The other aspects? I have to live my life as if he's not deployed, as if he's just on a business trip. I mean, I suppose he is...just a very long, arduous one. But I have to go out. Work. Hang out with friends. Clean the house. Do the laundry. Cry when I have to, and suck it up when I can manage it.

I've gone from hearing bad news about soldiers, and feeling every inch of being a Military Wife to having to go to work and sell people office supplies. Reading about a soldier losing his legs through his wife's blog post to talking about what kind of pen someone would prefer, in about a half an hour's span of time.
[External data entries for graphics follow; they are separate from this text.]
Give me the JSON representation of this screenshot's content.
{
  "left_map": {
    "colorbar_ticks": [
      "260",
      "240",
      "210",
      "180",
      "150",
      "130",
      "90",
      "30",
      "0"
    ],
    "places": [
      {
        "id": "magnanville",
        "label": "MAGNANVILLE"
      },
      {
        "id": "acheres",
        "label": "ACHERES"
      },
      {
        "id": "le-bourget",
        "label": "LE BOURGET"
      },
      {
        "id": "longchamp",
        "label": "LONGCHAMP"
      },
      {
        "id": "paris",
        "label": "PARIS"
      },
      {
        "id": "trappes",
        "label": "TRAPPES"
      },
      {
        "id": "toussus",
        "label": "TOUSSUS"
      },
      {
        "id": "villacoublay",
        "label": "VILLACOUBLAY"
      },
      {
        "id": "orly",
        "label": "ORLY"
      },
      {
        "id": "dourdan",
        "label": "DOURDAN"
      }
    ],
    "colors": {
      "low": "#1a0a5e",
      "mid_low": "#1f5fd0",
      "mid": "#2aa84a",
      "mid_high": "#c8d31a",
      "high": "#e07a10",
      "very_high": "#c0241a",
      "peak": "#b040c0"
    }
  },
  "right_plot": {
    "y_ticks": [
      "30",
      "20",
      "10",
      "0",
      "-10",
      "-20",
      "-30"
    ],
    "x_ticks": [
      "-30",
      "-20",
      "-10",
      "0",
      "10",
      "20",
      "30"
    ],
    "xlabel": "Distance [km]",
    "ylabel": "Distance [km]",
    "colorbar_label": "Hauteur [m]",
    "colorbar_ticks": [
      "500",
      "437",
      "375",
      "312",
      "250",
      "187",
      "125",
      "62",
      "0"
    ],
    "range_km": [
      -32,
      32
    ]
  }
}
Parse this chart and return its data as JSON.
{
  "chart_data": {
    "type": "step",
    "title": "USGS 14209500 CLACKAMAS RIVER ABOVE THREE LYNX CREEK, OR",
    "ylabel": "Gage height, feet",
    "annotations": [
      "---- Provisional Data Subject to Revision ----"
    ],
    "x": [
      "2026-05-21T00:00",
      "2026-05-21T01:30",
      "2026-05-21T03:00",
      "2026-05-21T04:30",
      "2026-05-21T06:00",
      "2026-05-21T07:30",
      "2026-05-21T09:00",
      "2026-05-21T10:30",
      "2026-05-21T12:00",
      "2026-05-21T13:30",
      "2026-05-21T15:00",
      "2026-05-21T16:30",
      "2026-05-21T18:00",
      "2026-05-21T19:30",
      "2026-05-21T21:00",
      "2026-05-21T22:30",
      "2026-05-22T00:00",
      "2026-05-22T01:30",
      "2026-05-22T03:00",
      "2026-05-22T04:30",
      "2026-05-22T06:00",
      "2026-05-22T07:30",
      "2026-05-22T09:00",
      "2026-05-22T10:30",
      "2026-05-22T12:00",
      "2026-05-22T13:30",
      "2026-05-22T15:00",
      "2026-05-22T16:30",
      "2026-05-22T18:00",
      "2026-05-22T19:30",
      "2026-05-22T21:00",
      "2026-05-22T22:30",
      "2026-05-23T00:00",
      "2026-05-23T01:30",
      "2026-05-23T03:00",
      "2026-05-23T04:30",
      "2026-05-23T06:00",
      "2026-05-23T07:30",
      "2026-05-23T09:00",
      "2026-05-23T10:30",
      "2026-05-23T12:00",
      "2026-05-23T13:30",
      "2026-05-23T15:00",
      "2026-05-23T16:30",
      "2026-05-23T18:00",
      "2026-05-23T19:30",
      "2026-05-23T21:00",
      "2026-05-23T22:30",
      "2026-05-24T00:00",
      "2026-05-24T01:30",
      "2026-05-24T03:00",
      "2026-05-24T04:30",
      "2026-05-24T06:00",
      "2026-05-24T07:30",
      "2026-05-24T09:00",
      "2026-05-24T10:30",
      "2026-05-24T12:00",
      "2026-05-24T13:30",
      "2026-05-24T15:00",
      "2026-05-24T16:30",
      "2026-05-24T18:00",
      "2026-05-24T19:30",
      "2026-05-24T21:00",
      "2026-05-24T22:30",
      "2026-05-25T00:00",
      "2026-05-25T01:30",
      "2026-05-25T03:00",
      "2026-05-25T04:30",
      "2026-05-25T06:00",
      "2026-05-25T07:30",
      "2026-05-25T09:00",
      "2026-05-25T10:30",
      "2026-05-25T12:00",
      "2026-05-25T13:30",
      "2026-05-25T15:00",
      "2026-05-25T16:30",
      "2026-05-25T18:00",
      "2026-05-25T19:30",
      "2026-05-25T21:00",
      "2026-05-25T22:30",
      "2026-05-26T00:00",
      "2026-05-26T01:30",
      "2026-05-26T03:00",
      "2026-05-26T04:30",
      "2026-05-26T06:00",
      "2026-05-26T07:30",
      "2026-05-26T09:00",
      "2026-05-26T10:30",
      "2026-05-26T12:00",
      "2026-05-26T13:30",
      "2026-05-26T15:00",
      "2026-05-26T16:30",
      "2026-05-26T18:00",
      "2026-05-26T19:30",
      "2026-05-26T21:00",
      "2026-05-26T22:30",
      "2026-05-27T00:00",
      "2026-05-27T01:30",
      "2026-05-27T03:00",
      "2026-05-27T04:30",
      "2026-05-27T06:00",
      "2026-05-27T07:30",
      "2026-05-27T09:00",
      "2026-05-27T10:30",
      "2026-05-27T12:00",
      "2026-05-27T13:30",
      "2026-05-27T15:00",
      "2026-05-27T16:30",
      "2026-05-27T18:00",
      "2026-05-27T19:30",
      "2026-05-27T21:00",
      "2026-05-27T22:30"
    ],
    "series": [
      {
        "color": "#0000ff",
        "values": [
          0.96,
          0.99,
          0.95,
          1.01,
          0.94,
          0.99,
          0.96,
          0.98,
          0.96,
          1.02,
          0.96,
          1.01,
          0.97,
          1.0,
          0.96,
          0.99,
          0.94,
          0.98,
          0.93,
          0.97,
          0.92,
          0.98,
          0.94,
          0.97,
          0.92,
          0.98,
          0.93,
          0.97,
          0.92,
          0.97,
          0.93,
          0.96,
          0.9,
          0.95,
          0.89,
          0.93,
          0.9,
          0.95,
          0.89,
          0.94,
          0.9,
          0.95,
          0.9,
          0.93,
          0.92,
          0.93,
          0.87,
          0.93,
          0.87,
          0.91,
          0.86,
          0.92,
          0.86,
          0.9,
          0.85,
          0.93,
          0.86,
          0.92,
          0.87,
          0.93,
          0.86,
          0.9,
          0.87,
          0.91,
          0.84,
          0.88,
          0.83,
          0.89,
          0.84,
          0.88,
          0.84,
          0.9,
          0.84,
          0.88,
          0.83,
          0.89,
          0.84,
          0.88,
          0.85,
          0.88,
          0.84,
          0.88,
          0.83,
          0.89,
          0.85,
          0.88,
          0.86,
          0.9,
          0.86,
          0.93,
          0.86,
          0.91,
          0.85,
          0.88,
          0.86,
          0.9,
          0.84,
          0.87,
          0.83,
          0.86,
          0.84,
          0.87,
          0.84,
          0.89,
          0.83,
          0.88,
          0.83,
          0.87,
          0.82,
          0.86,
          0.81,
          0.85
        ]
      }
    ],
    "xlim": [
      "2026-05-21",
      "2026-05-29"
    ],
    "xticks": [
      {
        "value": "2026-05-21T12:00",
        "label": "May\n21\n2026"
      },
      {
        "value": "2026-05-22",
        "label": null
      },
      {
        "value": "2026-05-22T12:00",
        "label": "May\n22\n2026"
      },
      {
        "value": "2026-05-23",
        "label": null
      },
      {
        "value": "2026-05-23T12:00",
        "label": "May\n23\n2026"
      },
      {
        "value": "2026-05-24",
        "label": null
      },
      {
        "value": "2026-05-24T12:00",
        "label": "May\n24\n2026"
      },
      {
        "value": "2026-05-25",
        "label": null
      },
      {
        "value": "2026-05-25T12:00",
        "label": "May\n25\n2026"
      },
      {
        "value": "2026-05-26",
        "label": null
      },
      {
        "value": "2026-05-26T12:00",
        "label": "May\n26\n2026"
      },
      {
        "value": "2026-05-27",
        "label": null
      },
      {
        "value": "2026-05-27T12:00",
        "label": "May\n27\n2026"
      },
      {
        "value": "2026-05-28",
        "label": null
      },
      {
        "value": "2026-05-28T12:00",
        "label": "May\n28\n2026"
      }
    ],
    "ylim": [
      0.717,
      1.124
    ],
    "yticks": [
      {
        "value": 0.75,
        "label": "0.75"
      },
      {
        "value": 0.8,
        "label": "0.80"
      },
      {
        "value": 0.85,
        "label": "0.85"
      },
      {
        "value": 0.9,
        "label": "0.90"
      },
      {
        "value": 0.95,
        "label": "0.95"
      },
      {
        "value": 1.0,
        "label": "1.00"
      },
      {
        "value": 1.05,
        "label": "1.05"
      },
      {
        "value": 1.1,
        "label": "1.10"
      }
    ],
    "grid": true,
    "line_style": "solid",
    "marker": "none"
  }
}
Absurd? It feels like it. This is my life, my reality. It seems skewed to me, but maybe that's just how I feel. I do know that it feels like living two lives. In one, I'm 25, married to the most amazing man I could ask for, working and dreaming about going back to college to become a licensed mental health counselor. I go to work, out with friends occasionally, hang out with the neighbors. In the other, I feel older than I am. I am in charge of everything that needs to happen here. Everything breaks because my husband left, or the bills get higher and I have to figure out why. I have to live with the knowledge that there might be a knock on my door one day. We all hope and pray that it won't happen to us, and we never, ever acknowledge it, but it's always there, in the little compartment that we lock it in. I hate it when people knock on my door. I have about a ten second span of emotion, my adrenaline kicks up, only to find that it's the neighbor needing something.

I have my good days. I have my share of bad ones. Deployment is so different from anything I've ever experienced, worse and somehow better than I ever thought. I'm not sure how that works, but it's just so much more than I could ever convey in writing.

I can't wait until he calls again. Hearing the laughter in his voice when I tell him something stupid I did is everything right now.